Rita Ora and Cara Delevingne have teamed up with cosmetics manufacturer Rimmel to fight cyberbullying, particularly when it comes to shamers who belittle women for their bodies.
As The Sun reports, the pair were spotted in London this week at Rimmel's launch of the #IWILLNOTBEDELETED campaign, which urges women who have been victimized by cyberbullying to stand up for themselves.
Cara, speaking for both women, said that the internet can be a damaging place for women.
"Social media is a big part of our jobs and it's really horrible to see the way people treat each other. I think enough is enough. It's time for us to stand up to it."The facts tend to back her up. Cosmetics company Coty commissioned a study, and according to Qweerist, some 115 million images are deleted from social media each year because of so-called "beauty cyberbullying," which is to say, shaming posters for their personal appearance. Other social media users have even gone so far as to delete their social media accounts entirely, thanks to body-shamers; that includes Modern Family star Ariel Winter who, according to The Daily Mail, got so fed up with body-shamers that she deleted her Twitter account and threatened to erase her social media presence entirely. (For what it's worth, Ariel, as of this writing, still has an active Twitter account.) Other women have even gone on to do self-harm (such as attempting suicide) after cyberbullying.
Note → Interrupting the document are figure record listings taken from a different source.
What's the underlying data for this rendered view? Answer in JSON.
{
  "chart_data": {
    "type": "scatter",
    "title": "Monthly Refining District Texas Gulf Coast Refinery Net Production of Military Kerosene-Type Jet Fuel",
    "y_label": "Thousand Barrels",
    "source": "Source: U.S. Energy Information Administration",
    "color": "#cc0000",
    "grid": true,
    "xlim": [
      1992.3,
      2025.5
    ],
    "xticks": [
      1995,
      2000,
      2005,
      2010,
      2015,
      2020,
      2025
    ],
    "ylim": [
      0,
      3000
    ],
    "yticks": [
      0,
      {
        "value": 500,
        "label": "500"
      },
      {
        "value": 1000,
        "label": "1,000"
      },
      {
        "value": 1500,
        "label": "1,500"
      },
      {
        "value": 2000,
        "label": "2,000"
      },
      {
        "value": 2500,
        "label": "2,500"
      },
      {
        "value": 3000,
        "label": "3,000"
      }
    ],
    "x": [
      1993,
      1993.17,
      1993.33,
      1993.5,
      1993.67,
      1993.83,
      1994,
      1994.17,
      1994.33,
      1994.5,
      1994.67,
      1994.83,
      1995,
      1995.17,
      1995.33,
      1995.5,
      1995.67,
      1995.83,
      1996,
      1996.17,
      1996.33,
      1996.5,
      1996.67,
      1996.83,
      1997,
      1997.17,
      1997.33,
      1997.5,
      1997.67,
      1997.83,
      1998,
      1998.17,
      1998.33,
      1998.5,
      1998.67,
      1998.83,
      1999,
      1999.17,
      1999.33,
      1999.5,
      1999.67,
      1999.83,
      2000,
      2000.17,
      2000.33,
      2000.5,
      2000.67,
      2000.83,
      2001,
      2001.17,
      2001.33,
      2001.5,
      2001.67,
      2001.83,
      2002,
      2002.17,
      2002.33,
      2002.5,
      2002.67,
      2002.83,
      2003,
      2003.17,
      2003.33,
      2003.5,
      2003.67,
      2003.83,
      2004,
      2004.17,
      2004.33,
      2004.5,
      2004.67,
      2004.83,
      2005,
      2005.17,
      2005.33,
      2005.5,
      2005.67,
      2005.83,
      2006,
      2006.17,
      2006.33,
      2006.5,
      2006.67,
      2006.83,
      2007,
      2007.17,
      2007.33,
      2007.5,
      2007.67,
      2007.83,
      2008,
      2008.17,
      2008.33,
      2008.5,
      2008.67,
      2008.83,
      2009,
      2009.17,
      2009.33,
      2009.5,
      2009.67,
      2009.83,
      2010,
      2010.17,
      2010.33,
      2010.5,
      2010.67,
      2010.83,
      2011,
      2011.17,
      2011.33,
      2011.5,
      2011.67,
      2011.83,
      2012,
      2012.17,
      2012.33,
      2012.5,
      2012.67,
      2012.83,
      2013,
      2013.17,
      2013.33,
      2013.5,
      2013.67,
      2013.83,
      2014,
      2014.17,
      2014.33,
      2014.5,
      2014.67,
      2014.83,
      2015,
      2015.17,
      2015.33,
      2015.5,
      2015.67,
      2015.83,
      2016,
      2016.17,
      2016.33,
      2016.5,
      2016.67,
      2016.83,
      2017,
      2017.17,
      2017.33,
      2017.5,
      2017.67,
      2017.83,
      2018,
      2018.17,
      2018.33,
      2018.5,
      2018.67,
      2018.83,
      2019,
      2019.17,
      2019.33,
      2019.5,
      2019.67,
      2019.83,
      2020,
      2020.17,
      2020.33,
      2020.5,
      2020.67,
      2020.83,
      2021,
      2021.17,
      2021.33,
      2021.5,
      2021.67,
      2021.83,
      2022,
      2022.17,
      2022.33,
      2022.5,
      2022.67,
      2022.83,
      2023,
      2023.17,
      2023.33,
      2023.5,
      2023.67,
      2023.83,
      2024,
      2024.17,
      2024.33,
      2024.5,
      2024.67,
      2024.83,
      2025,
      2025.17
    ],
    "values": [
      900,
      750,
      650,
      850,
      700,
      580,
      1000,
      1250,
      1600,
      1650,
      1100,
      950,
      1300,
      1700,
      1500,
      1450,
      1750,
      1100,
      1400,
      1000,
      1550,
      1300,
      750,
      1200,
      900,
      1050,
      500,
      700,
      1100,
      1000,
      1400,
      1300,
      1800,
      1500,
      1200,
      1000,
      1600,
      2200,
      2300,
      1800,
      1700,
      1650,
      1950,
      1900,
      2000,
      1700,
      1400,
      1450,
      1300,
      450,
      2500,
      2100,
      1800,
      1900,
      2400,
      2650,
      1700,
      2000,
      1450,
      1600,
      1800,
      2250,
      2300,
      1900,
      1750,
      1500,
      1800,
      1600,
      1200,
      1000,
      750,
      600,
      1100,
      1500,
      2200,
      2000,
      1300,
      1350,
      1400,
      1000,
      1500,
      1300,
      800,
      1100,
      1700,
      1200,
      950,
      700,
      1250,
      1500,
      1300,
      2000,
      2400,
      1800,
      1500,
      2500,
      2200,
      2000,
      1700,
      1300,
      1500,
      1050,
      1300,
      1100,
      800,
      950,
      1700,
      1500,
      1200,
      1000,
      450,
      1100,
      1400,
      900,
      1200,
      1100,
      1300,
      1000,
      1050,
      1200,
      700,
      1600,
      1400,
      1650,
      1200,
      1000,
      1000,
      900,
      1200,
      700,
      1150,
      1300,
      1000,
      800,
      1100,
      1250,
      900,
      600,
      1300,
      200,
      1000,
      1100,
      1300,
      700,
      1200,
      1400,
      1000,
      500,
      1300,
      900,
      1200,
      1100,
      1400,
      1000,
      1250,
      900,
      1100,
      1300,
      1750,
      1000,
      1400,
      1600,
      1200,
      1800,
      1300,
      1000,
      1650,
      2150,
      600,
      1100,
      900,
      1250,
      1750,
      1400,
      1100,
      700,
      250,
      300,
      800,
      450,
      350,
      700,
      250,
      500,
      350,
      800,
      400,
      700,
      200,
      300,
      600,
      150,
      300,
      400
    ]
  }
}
In fact, so prevalent is beauty cyberbullying that it is believed to have affected one in four women, and an untold number of men.
To that end, the movement, centered around the hashtag #IWILLNOTBEDELETED, encourages victims not to give into trolls and haters and delete their posts or their accounts.
"Cyberbullying related to beauty choices has a real impact on people long after the incident occurs. The idea that some people make decisions in anticipation or fear of potential bullying is heartbreaking."There's more to the campaign than just hashtags and encouraging words. Anti-bullying charity The CyberSmile Foundation has developed an algorithm that will help bullying victims connect with each other and draw support from one another, says Qweerist.
"It's hoped the campaign will spark a conversation about beauty cyberbullying by creating an online space where young people can share their experiences as well as find solutions to this growing issue."The Coty/Rimmel effort to fight cyberbullying isn't the only such effort in place. As previously reported by the Inquisitr, Instagram has recently employed software that will pick up on bullying comments disguised in photos - a technique previously used by trolls and shamers in an attempt to get around the social media platform's bullying filters.